GERÇEĞİN DEFORMASYONU
Her totalitarizm öncelikle bir lisan çarpıtmasıdır; Georges Orwell’in romanında bahsettiği türden, neoliberalizm de kendi yeni lisanına, gerçeği çarpıtmasına aracı olan kendi iletişim elemanlarına sahiptir. Bu yolla bugün her bütçe hazırlığı ilgili sektörlerin modernleşmesini göstermektedir. En fakir durumdaki ihtiyaç sahipleri artık sıhhatle ilgili harcamalarının geri ödemesini alamıyor, dişçiye gitmekten çekiniyorlar mı? Bu durum Sosyal Sigortaların modernizasyon işleminin yolunda gittiğinin resmidir demektir. Kamu lisanından insan unsuru ile ilgili yanların ayıklanması için soyutlama yöntemi yürürlüğe sokulmuştur. Böylece, göçmenler söz konusu olduğunda kabul etme işlemi, finansın üstlenemeyeceği açık kapı doğurur gerekçesiyle tehlikeli ilan edilmektedir. Aynı gerekçeyle milli dayanışma fonuna muhtaç bazı kişiler birer asalak olarak nitelendirilmektedirler.

DEĞERLENDİRME KÜLTÜ
Sosyal Darwinizm herkesi birden ve tek tek her birimizi performans gösterme mecburiyetine mahkum etmiş bulunmaktadır: Zayıf düşerseniz kaybedersiniz. Kültürel temellerimiz tersine çevrilmiş durumdadır. Her hümanist kural diskalifiye edilmiş veya değersizleştirilmiştir. Çünkü, neoliberalizm akılcılığı ve gerçekçiliği kendi tekeline almış bulunmaktadır. Margaret Thacher 1985’te şunu ilan etmişti:”There is no alternative”. Geri kalansa sadece bir ütopya, akıldışılık ve gerilemedir. Tartışmanın ve hem fikir olmamanın erdemleri tarihin gerekliliğe cevap vermek zorunda olduğu iddiasıyla değersizleştirilmiştir. Bu alt-kültür kendisine özel varoluşsal bir tehdit içermektedir: Performans yokluğu ortadan kalkmaya mahkum etmekte, ve herkesi, “hiç bir işe yaramayan kişi” olmaktan mahkum edip yapıp-ettiklerini gerekçelendirmeye zorlamaktadır. Güven denilen şey ortadan kalkmıştır. Değerlendirme yapmak her şeye hakim olmuştur, ve bu hakim oluşla birlikte bürokrasi herkesin uyması zorunlu olan kıstas ve hedefleri araştırmak ve belirlemek için kullanılmaktadır. Yaratıcı ve eleştirici akıl, yönetme tutkusu tarafından boğulmuş durumdadır.
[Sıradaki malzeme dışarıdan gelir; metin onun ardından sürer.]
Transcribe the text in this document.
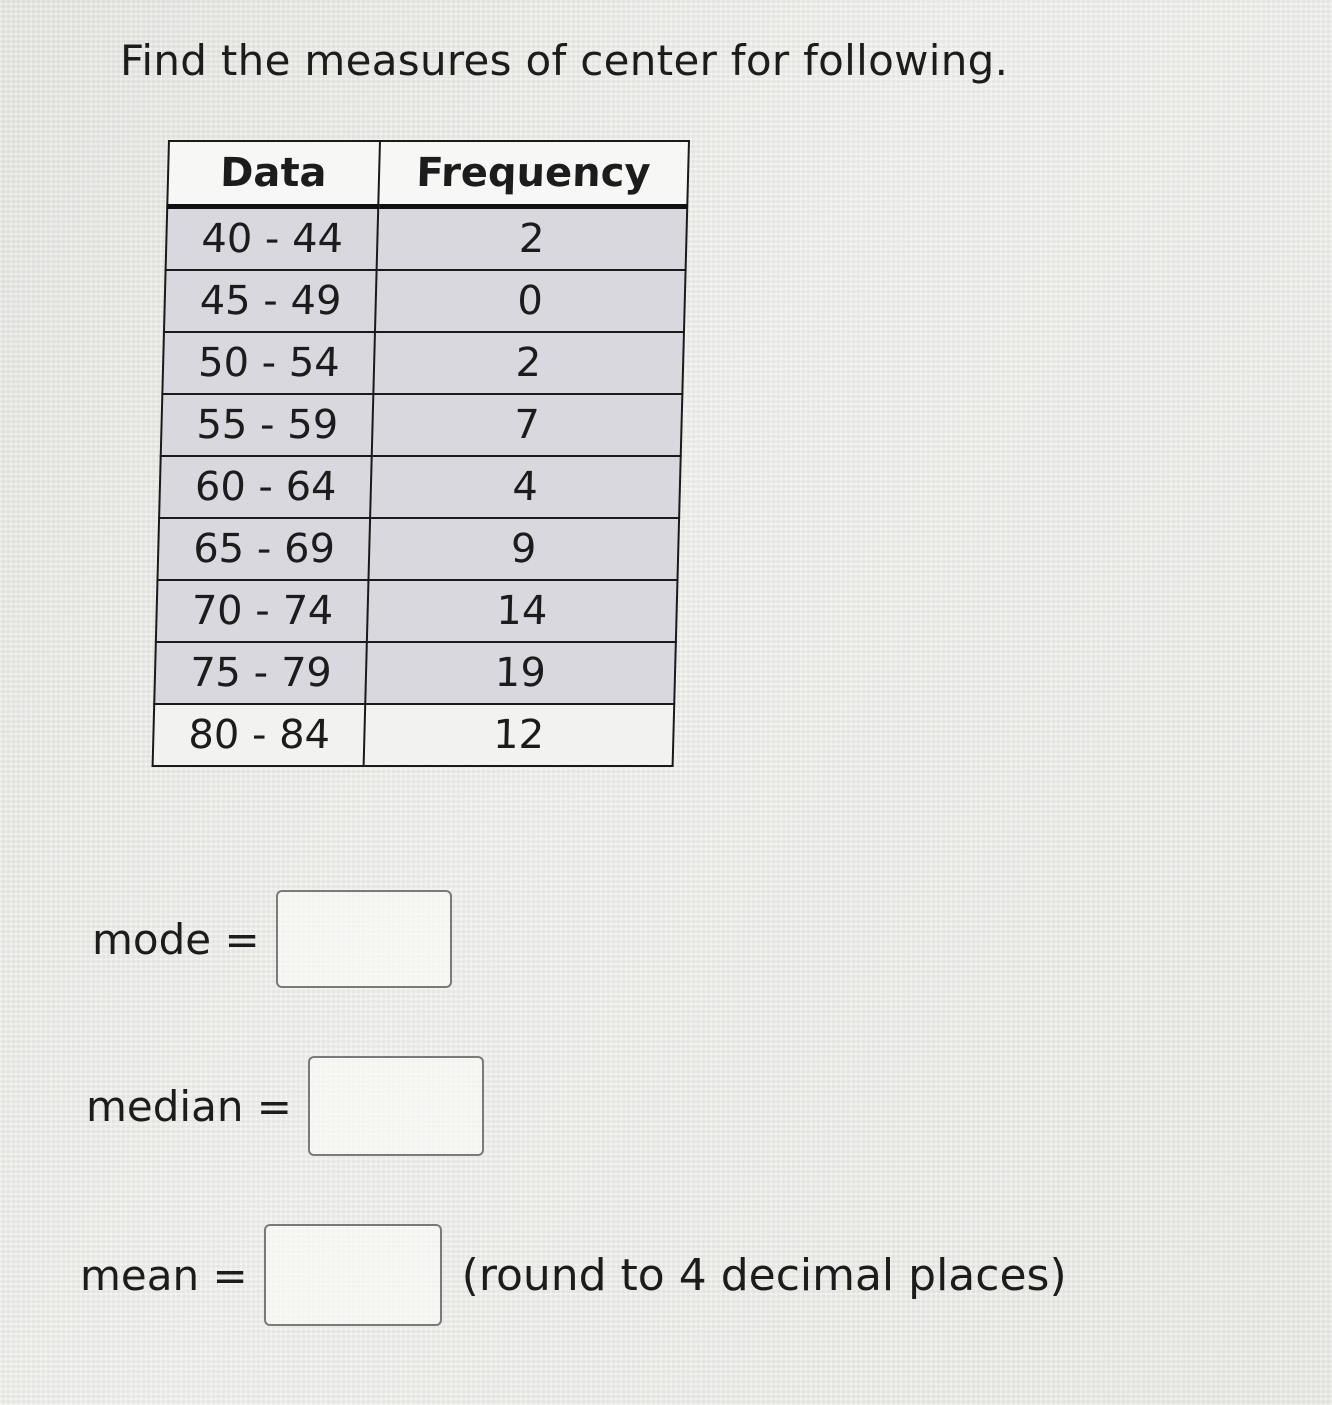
Find the measures of center for following.
Data	Frequency
40 - 44	2
45 - 49	0
50 - 54	2
55 - 59	7
60 - 64	4
65 - 69	9
70 - 74	14
75 - 79	19
80 - 84	12
mode =
median =
mean =	(round to 4 decimal places)
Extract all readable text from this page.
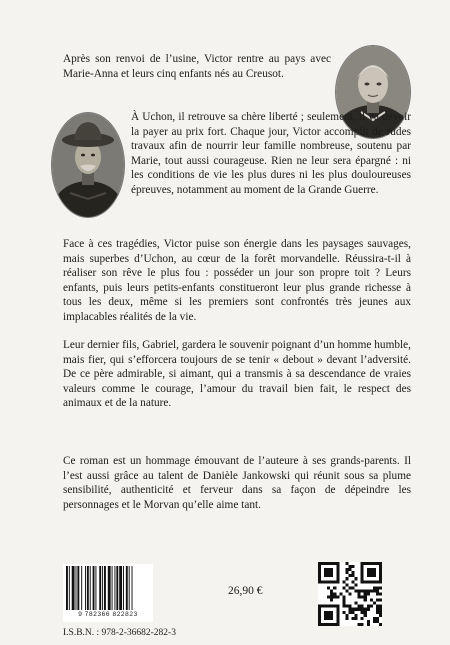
Après son renvoi de l’usine, Victor rentre au pays avec Marie-Anna et leurs cinq enfants nés au Creusot.

À Uchon, il retrouve sa chère liberté ; seulement, il va devoir la payer au prix fort. Chaque jour, Victor accomplit de rudes travaux afin de nourrir leur famille nombreuse, soutenu par Marie, tout aussi courageuse. Rien ne leur sera épargné : ni les conditions de vie les plus dures ni les plus douloureuses épreuves, notamment au moment de la Grande Guerre.

Face à ces tragédies, Victor puise son énergie dans les paysages sauvages, mais superbes d’Uchon, au cœur de la forêt morvandelle. Réussira-t-il à réaliser son rêve le plus fou : posséder un jour son propre toit ? Leurs enfants, puis leurs petits-enfants constitueront leur plus grande richesse à tous les deux, même si les premiers sont confrontés très jeunes aux implacables réalités de la vie.

Leur dernier fils, Gabriel, gardera le souvenir poignant d’un homme humble, mais fier, qui s’efforcera toujours de se tenir « debout » devant l’adversité. De ce père admirable, si aimant, qui a transmis à sa descendance de vraies valeurs comme le courage, l’amour du travail bien fait, le respect des animaux et de la nature.

Ce roman est un hommage émouvant de l’auteure à ses grands-parents. Il l’est aussi grâce au talent de Danièle Jankowski qui réunit sous sa plume sensibilité, authenticité et ferveur dans sa façon de dépeindre les personnages et le Morvan qu’elle aime tant.

9 782366 822823
26,90 €
I.S.B.N. : 978-2-36682-282-3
Herkes rastgele iş yapma ve müsrif davranma suçundan günah çıkarmaya zorlanmaktadır.

BİR YANA ATILAN ADALET
Neoliberal ideoloji, parlamentonun yasaları ile rekabet eden kendi kurallarını yaratmıştır. Bu durumda, hukukun demokratik gücü tehdit altındadır. Artık, hukuk ve onun prosedürü, özgür ve bağımsız olması hasebiyle ve yasal olmayan durumların önünü almış olma gibi bir görev üstlendiğinden, bir engel gibi telakki edilmektedir. Hakim konumda olanları rahatsız edebildiğinden dolayı, hukukun da sırtının yere getirilmesi lazımdır. Belçika adaletinin bütçesi azaltılmıştır. 2015’te Atlantik’ten Urallar’a kadar olan devletlerin arasında Avrupa’nın en fakiri konumuna düşmüştür. İki sene içinde Hükümet, bir karşı güç oluşturup da vatandaşın çıkarlarına hizmetini kısıtlamak üzere, ona tanıdığı bağımsızlığı geri almayı başarmıştır.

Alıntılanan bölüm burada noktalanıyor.